Spírito Santo · Rio de Janeiro, RJ 4/4/2007 08:42Obrigado camaradas...
Diogo Lyra · Rio de Janeiro, RJ 4/4/2007 11:22
Tem mais por aí, com certeza.
O tom da toada é muito, muito bom.
Chega-se ao fim pensando em ter mais inclusive do mesmo.
É um estilo, homem!
Além do que: o que acontece é, independente do que seja ou de quem veja.
O Brasil e a 'democracia' que aqui 'existe' é só uma avacalhação.
O Estado de direito é avacalhado;
O respeito as leis é avacalhado;
A 'igualdade' é avacalhada...
IMPUNIDADE, DESIGUALDADE..., o Brasil é FODA!!!
O BRasil é saqueado desde o seu 'descobrimento' e, mesmo assim
ainda continua rico. O BRasil é phoda. A DEMOCRACIA é foda! }:]
Perguntas que surgem com tua contribuição: em que país do mundo a democracia não é, entre outras interpretações, também um mito? Temos uma identidade ou um remix de várias identidades? Você é o brasileiro que eu sou? Ser patriota é bom para quem e para quê?
Alê Barreto · Rio de Janeiro, RJ 7/4/2007 16:39
Se fosse bem no fundo, mas no fundão mesmo, do jeito que tá a casa no Planetinha Terra, cada vez mais conforme com a afirmação de que a democracia vivida nas sociedades de hoje não passa da ditadura do capital (e dos capitalistas em seus variados governos) e aí pode até escolher, se capital industrial, capital financeiro, monopolista, oligopolista...
Tem pra tudo que é gosto.
E, pra desgosoto, o proletariado, ó:
minguou de jeito tal que finou-se-lhe o potencial aquele.

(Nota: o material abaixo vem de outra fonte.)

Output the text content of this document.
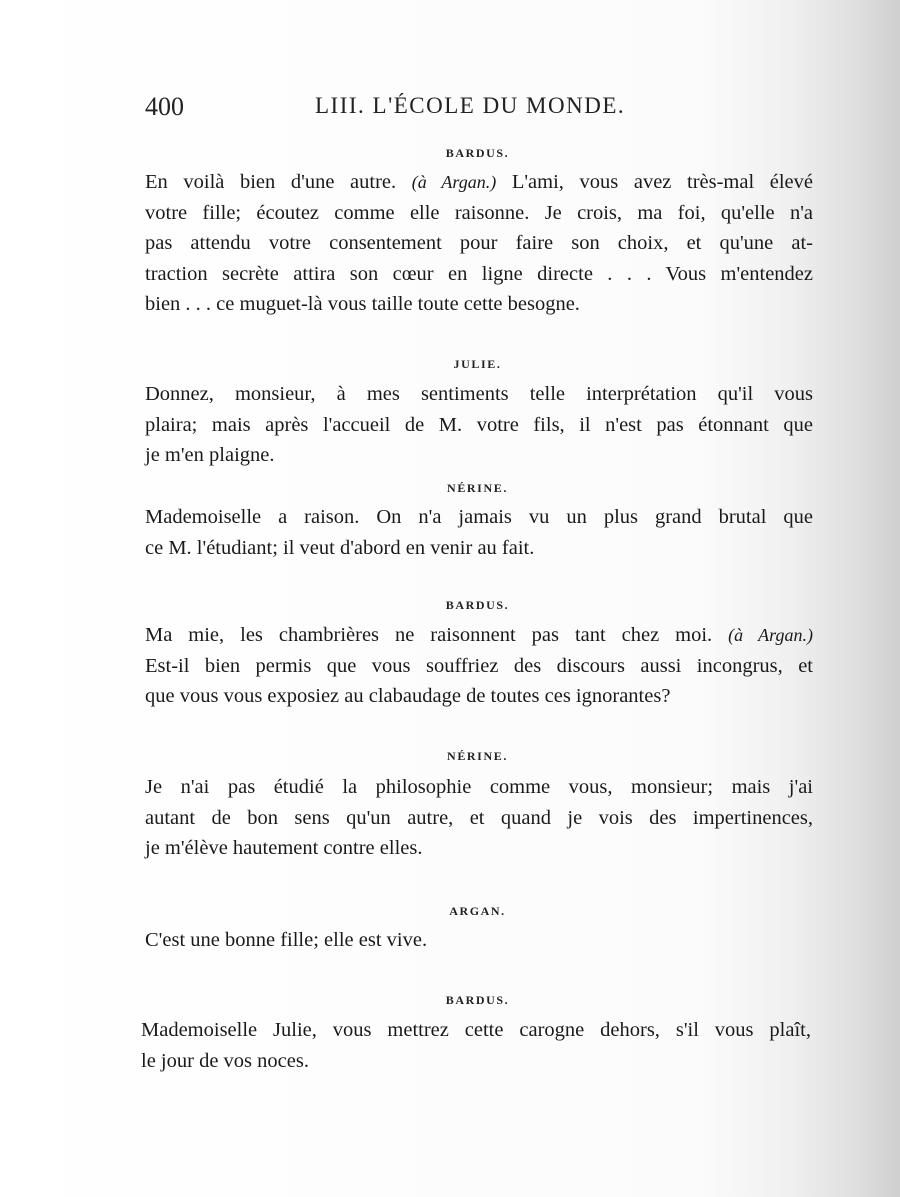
400	LIII. L'ÉCOLE DU MONDE.
BARDUS.
En voilà bien d'une autre. (à Argan.) L'ami, vous avez très-mal élevé
votre fille; écoutez comme elle raisonne. Je crois, ma foi, qu'elle n'a
pas attendu votre consentement pour faire son choix, et qu'une at-
traction secrète attira son cœur en ligne directe . . . Vous m'entendez
bien . . . ce muguet-là vous taille toute cette besogne.
JULIE.
Donnez, monsieur, à mes sentiments telle interprétation qu'il vous
plaira; mais après l'accueil de M. votre fils, il n'est pas étonnant que
je m'en plaigne.
NÉRINE.
Mademoiselle a raison. On n'a jamais vu un plus grand brutal que
ce M. l'étudiant; il veut d'abord en venir au fait.
BARDUS.
Ma mie, les chambrières ne raisonnent pas tant chez moi. (à Argan.)
Est-il bien permis que vous souffriez des discours aussi incongrus, et
que vous vous exposiez au clabaudage de toutes ces ignorantes?
NÉRINE.
Je n'ai pas étudié la philosophie comme vous, monsieur; mais j'ai
autant de bon sens qu'un autre, et quand je vois des impertinences,
je m'élève hautement contre elles.
ARGAN.
C'est une bonne fille; elle est vive.
BARDUS.
Mademoiselle Julie, vous mettrez cette carogne dehors, s'il vous plaît,
le jour de vos noces.
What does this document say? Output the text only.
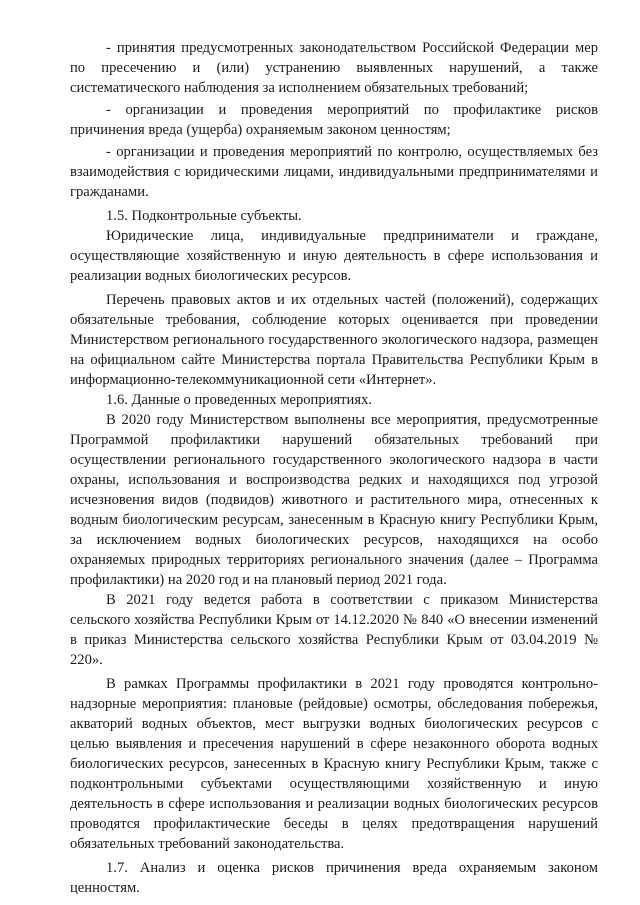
- принятия предусмотренных законодательством Российской Федерации мер по пресечению и (или) устранению выявленных нарушений, а также систематического наблюдения за исполнением обязательных требований;

- организации и проведения мероприятий по профилактике рисков причинения вреда (ущерба) охраняемым законом ценностям;

- организации и проведения мероприятий по контролю, осуществляемых без взаимодействия с юридическими лицами, индивидуальными предпринимателями и гражданами.

1.5. Подконтрольные субъекты.

Юридические лица, индивидуальные предприниматели и граждане, осуществляющие хозяйственную и иную деятельность в сфере использования и реализации водных биологических ресурсов.

Перечень правовых актов и их отдельных частей (положений), содержащих обязательные требования, соблюдение которых оценивается при проведении Министерством регионального государственного экологического надзора, размещен на официальном сайте Министерства портала Правительства Республики Крым в информационно-телекоммуникационной сети «Интернет».

1.6. Данные о проведенных мероприятиях.

В 2020 году Министерством выполнены все мероприятия, предусмотренные Программой профилактики нарушений обязательных требований при осуществлении регионального государственного экологического надзора в части охраны, использования и воспроизводства редких и находящихся под угрозой исчезновения видов (подвидов) животного и растительного мира, отнесенных к водным биологическим ресурсам, занесенным в Красную книгу Республики Крым, за исключением водных биологических ресурсов, находящихся на особо охраняемых природных территориях регионального значения (далее – Программа профилактики) на 2020 год и на плановый период 2021 года.

В 2021 году ведется работа в соответствии с приказом Министерства сельского хозяйства Республики Крым от 14.12.2020 № 840 «О внесении изменений в приказ Министерства сельского хозяйства Республики Крым от 03.04.2019 № 220».

В рамках Программы профилактики в 2021 году проводятся контрольно-надзорные мероприятия: плановые (рейдовые) осмотры, обследования побережья, акваторий водных объектов, мест выгрузки водных биологических ресурсов с целью выявления и пресечения нарушений в сфере незаконного оборота водных биологических ресурсов, занесенных в Красную книгу Республики Крым, также с подконтрольными субъектами осуществляющими хозяйственную и иную деятельность в сфере использования и реализации водных биологических ресурсов проводятся профилактические беседы в целях предотвращения нарушений обязательных требований законодательства.

1.7. Анализ и оценка рисков причинения вреда охраняемым законом ценностям.
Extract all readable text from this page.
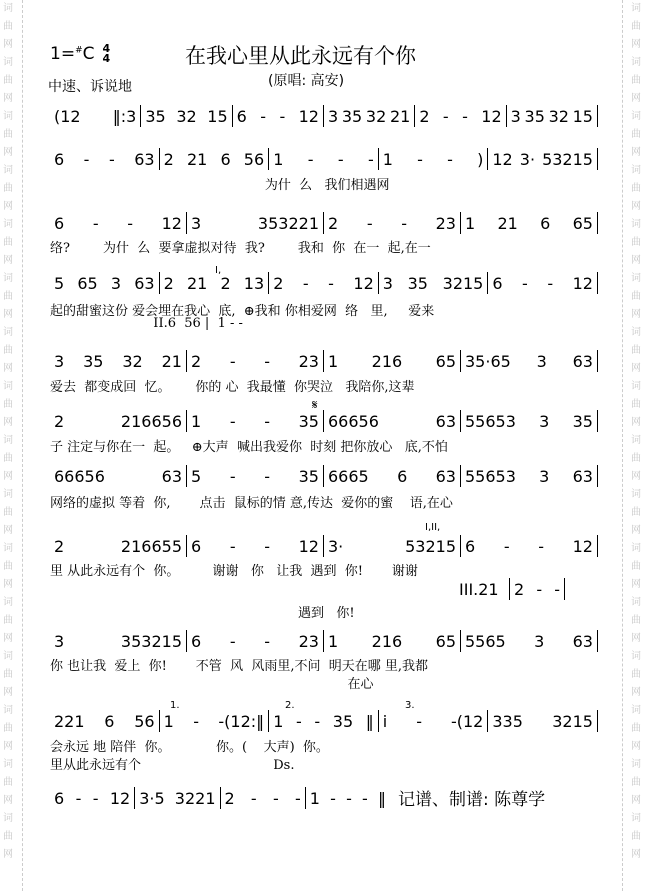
词
曲
网
词
曲
网
词
曲
网
词
曲
网
词
曲
网
词
曲
网
词
曲
网
词
曲
网
词
曲
网
词
曲
网
词
曲
网
词
曲
网
词
曲
网
词
曲
网
词
曲
网
词
曲
网
词
曲
网
词
曲
网
词
曲
网
词
曲
网
词
曲
网
词
曲
网
词
曲
网
词
曲
网
词
曲
网
词
曲
网
词
曲
网
词
曲
网
词
曲
网
词
曲
网
词
曲
网
词
曲
网
1=#C 4
4	在我心里从此永远有个你
(原唱: 高安)
中速、诉说地
I,
I,II,
𝄋
1.	2.	3.
(12 ‖:3 35 32 15 6 - - 12 3 35 32 21 2 - - 12 3 35 32 15
6 - - 63 2 21 6 56 1 - - - 1 - - ) 12 3· 53215
为什  么   我们相遇网
6 - - 12 3	353221 2 - - 23 1 21 6 65
络?        为什  么  要拿虚拟对待  我?        我和  你  在一  起,在一
5 65 3 63 2 21 2 13 2 - - 12 3 35 3215 6 - - 12
起的甜蜜这份 爱会埋在我心  底,  ⊕我和 你相爱网  络   里,     爱来
II.6  56 |  1 - -
3 35 32 21 2 - - 23 1 216 65 35·65 3 63
爱去  都变成回  忆。      你的 心  我最懂  你哭泣   我陪你,这辈
2	216656 1 - - 35 66656	63 55653 3 35
子 注定与你在一  起。   ⊕大声  喊出我爱你  时刻 把你放心   底,不怕
66656	63 5 - - 35 6665 6 63 55653 3 63
网络的虚拟 等着  你,       点击  鼠标的情 意,传达  爱你的蜜    语,在心
2	216655 6 - - 12 3·	53215 6 - - 12
里 从此永远有个  你。        谢谢   你   让我  遇到  你!       谢谢
III.21 2 - -
遇到   你!
3	353215 6 - - 23 1 216 65 5565 3 63
你 也让我  爱上  你!       不管  风  风雨里,不问  明天在哪 里,我都
在心
221 6 56 1 - -(12:‖ 1 - - 35 ‖ i - -(12 335 3215
会永远 地 陪伴  你。           你。(    大声)  你。
里从此永远有个                                Ds.
6 - - 12 3·5 3221 2 - - - 1 - - - ‖ 记谱、制谱: 陈尊学
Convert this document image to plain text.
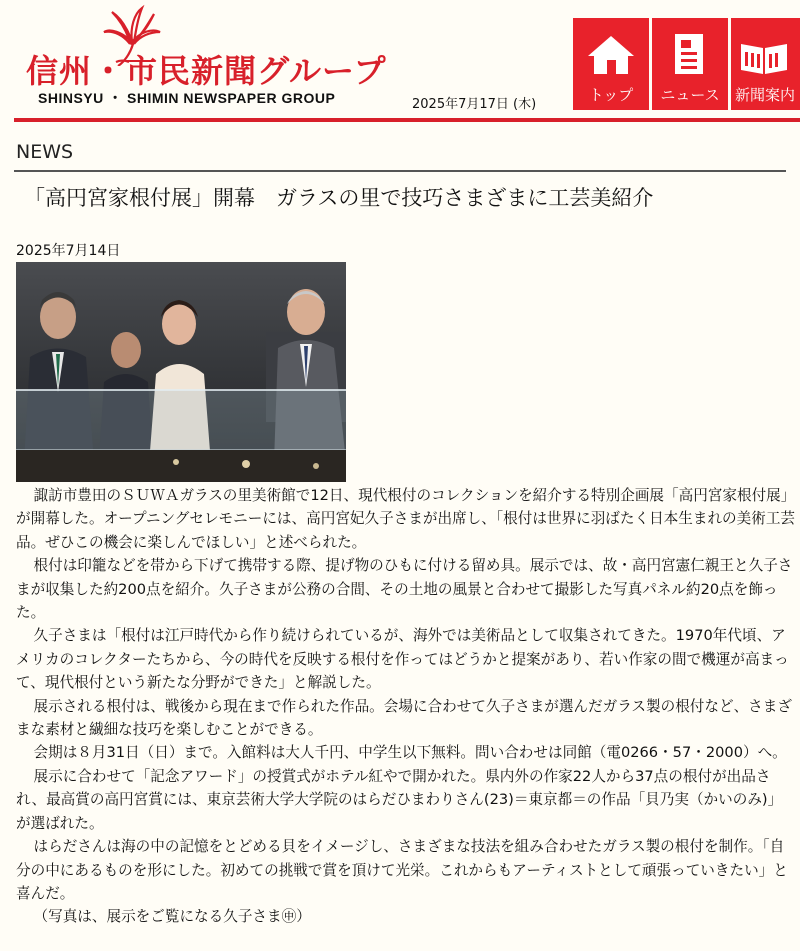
信州・市民新聞グループ
SHINSYU ・ SHIMIN NEWSPAPER GROUP	2025年7月17日 (木)
トップ ニュース 新聞案内
NEWS
「高円宮家根付展」開幕　ガラスの里で技巧さまざまに工芸美紹介
2025年7月14日

諏訪市豊田のＳＵＷＡガラスの里美術館で12日、現代根付のコレクションを紹介する特別企画展「高円宮家根付展」が開幕した。オープニングセレモニーには、高円宮妃久子さまが出席し、「根付は世界に羽ばたく日本生まれの美術工芸品。ぜひこの機会に楽しんでほしい」と述べられた。

根付は印籠などを帯から下げて携帯する際、提げ物のひもに付ける留め具。展示では、故・高円宮憲仁親王と久子さまが収集した約200点を紹介。久子さまが公務の合間、その土地の風景と合わせて撮影した写真パネル約20点を飾った。

久子さまは「根付は江戸時代から作り続けられているが、海外では美術品として収集されてきた。1970年代頃、アメリカのコレクターたちから、今の時代を反映する根付を作ってはどうかと提案があり、若い作家の間で機運が高まって、現代根付という新たな分野ができた」と解説した。

展示される根付は、戦後から現在まで作られた作品。会場に合わせて久子さまが選んだガラス製の根付など、さまざまな素材と繊細な技巧を楽しむことができる。

会期は８月31日（日）まで。入館料は大人千円、中学生以下無料。問い合わせは同館（電0266・57・2000）へ。

展示に合わせて「記念アワード」の授賞式がホテル紅やで開かれた。県内外の作家22人から37点の根付が出品され、最高賞の高円宮賞には、東京芸術大学大学院のはらだひまわりさん(23)＝東京都＝の作品「貝乃実（かいのみ)」が選ばれた。

はらださんは海の中の記憶をとどめる貝をイメージし、さまざまな技法を組み合わせたガラス製の根付を制作。「自分の中にあるものを形にした。初めての挑戦で賞を頂けて光栄。これからもアーティストとして頑張っていきたい」と喜んだ。

（写真は、展示をご覧になる久子さま㊥）
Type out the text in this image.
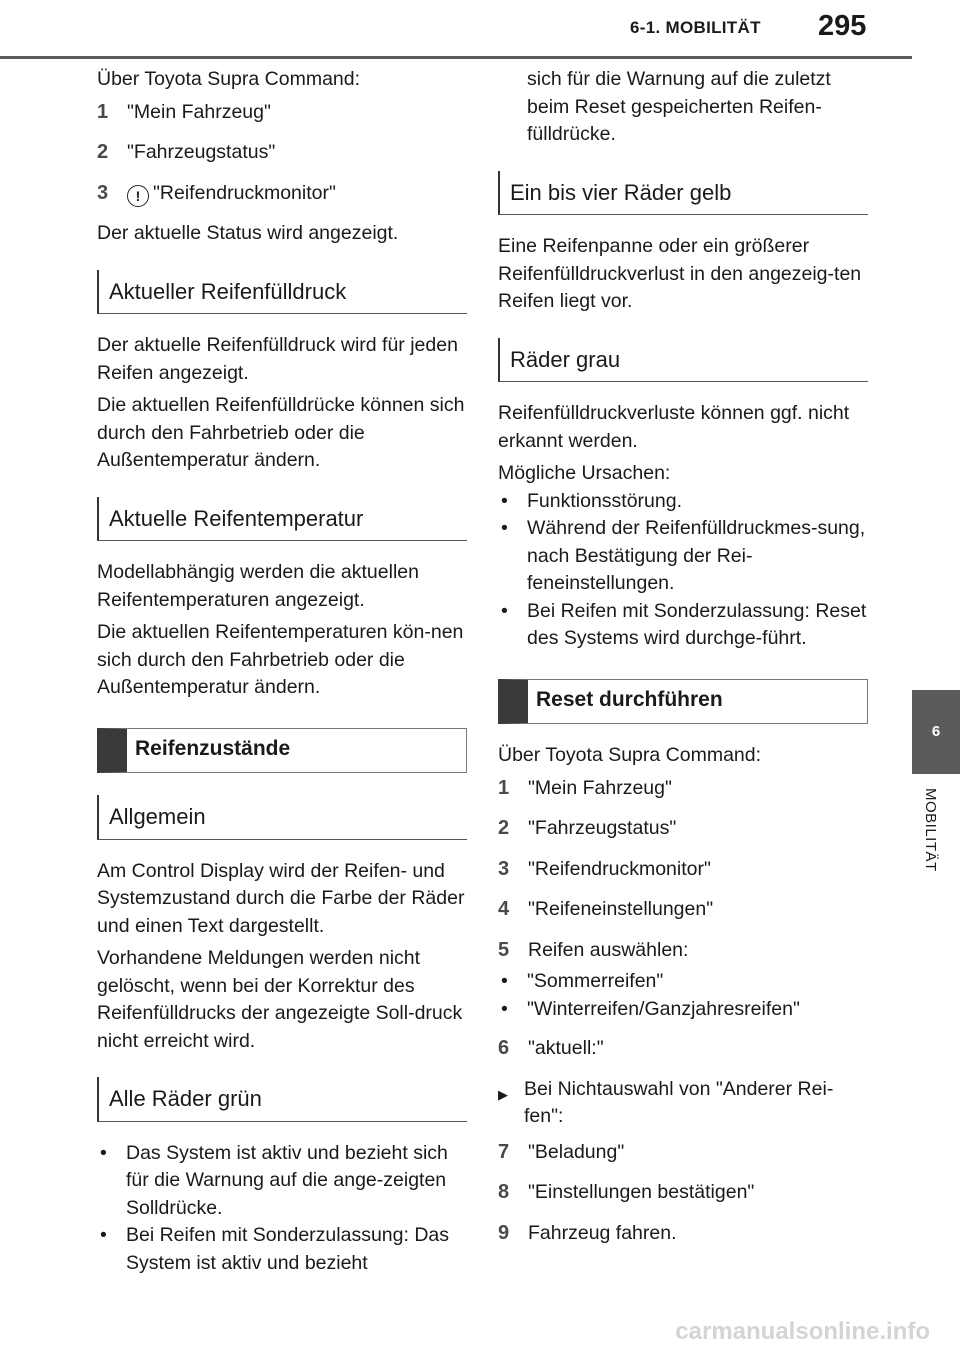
6-1. MOBILITÄT 295
6
MOBILITÄT

Über Toyota Supra Command:

1 "Mein Fahrzeug"
2 "Fahrzeugstatus"
3	! "Reifendruckmonitor"

Der aktuelle Status wird angezeigt.

Aktueller Reifenfülldruck

Der aktuelle Reifenfülldruck wird für jeden Reifen angezeigt.

Die aktuellen Reifenfülldrücke können sich durch den Fahrbetrieb oder die Außentemperatur ändern.

Aktuelle Reifentemperatur

Modellabhängig werden die aktuellen Reifentemperaturen angezeigt.

Die aktuellen Reifentemperaturen kön-nen sich durch den Fahrbetrieb oder die Außentemperatur ändern.

Reifenzustände
Allgemein

Am Control Display wird der Reifen- und Systemzustand durch die Farbe der Räder und einen Text dargestellt.

Vorhandene Meldungen werden nicht gelöscht, wenn bei der Korrektur des Reifenfülldrucks der angezeigte Soll-druck nicht erreicht wird.

Alle Räder grün
• Das System ist aktiv und bezieht sich für die Warnung auf die ange-zeigten Solldrücke.
• Bei Reifen mit Sonderzulassung: Das System ist aktiv und bezieht
sich für die Warnung auf die zuletzt beim Reset gespeicherten Reifen-fülldrücke.
Ein bis vier Räder gelb

Eine Reifenpanne oder ein größerer Reifenfülldruckverlust in den angezeig-ten Reifen liegt vor.

Räder grau

Reifenfülldruckverluste können ggf. nicht erkannt werden.

Mögliche Ursachen:

• Funktionsstörung.
• Während der Reifenfülldruckmes-sung, nach Bestätigung der Rei-feneinstellungen.
• Bei Reifen mit Sonderzulassung: Reset des Systems wird durchge-führt.
Reset durchführen

Über Toyota Supra Command:

1 "Mein Fahrzeug"
2 "Fahrzeugstatus"
3 "Reifendruckmonitor"
4 "Reifeneinstellungen"
5 Reifen auswählen:
• "Sommerreifen"
• "Winterreifen/Ganzjahresreifen"
6 "aktuell:"
▶ Bei Nichtauswahl von "Anderer Rei-fen":
7 "Beladung"
8 "Einstellungen bestätigen"
9 Fahrzeug fahren.
carmanualsonline.info
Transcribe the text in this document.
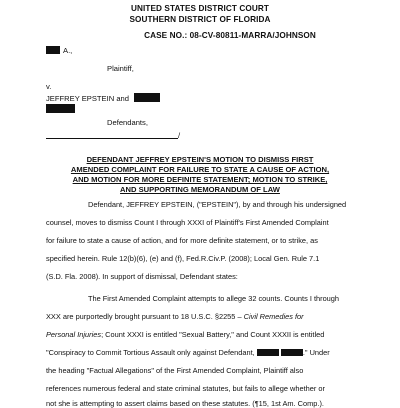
UNITED STATES DISTRICT COURT
SOUTHERN DISTRICT OF FLORIDA
CASE NO.: 08-CV-80811-MARRA/JOHNSON
A.,
Plaintiff,
v.
JEFFREY EPSTEIN and
Defendants,
/
DEFENDANT JEFFREY EPSTEIN'S MOTION TO DISMISS FIRST
AMENDED COMPLAINT FOR FAILURE TO STATE A CAUSE OF ACTION,
AND MOTION FOR MORE DEFINITE STATEMENT; MOTION TO STRIKE,
AND SUPPORTING MEMORANDUM OF LAW
Defendant, JEFFREY EPSTEIN, ("EPSTEIN"), by and through his undersigned
counsel, moves to dismiss Count I through XXXI of Plaintiff's First Amended Complaint
for failure to state a cause of action, and for more definite statement, or to strike, as
specified herein. Rule 12(b)(6), (e) and (f), Fed.R.Civ.P. (2008); Local Gen. Rule 7.1
(S.D. Fla. 2008). In support of dismissal, Defendant states:
The First Amended Complaint attempts to allege 32 counts. Counts I through
XXX are purportedly brought pursuant to 18 U.S.C. §2255 – Civil Remedies for
Personal Injuries; Count XXXI is entitled "Sexual Battery," and Count XXXII is entitled
"Conspiracy to Commit Tortious Assault only against Defendant,	." Under
the heading "Factual Allegations" of the First Amended Complaint, Plaintiff also
references numerous federal and state criminal statutes, but fails to allege whether or
not she is attempting to assert claims based on these statutes. (¶15, 1st Am. Comp.).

Toca a barca que atrás vem gente!
É, as opiniões e mesmo a compreensão acerca da democracia são sempre variáveis e, por isso mesmo, extremamente interesantes. No meu caso, compreendo a democracia como um eterno projeto inacabado, em permanente transformação, uma perseguição de novos ideais e direitos. A comparação entre o formalismo americano e a organicidade brasileira é uma provocação, no sentido de demonstrar que cada um possui diferentes processos, sem que haja uma "verdade". DE qualquer forma, só existe um poder legítimo pelo qual temos que lutar, que é, justamente, aquele depositado nas mãos da sociedade civil, organizada ou não...
Diogo Lyra · Rio de Janeiro, RJ 9/4/2007 09:36
Tenho acordo contigo.
No caso dos regimes, com democracia é melhor que sem ela.
A história nos diz bem disto, mesmo a nossa mais recente.
Estamos todas aqui a ponderar conceitos, em liberdade conquistada a penas duras contra a dita aquela.
Quanto ao modelo econômico, não tenho dúvidas de que deva ser outro que não imponha tanta exploração ao trabalho produtivo.
E, com certeza, tudo dependerá de níveis acumulados de organizaçã popular, que se aproxima do que se considera exigência social.
Falando em modelo econômico, vistes na fila de votação a pesquisa do BNDES sobre a economia da cadeia produtiva do livro?
Pra cultura seria bom divulgar mais aqueles conteúdos.
Se não o fizestes, o Adroaldo Bauer me pediu que votasse nela para passar ao banco de cultura. Não é dele o texto, é do BNDES.
Passa lá, falta pouco mais de meia-hora.
Agradecida, Diogo Lyra.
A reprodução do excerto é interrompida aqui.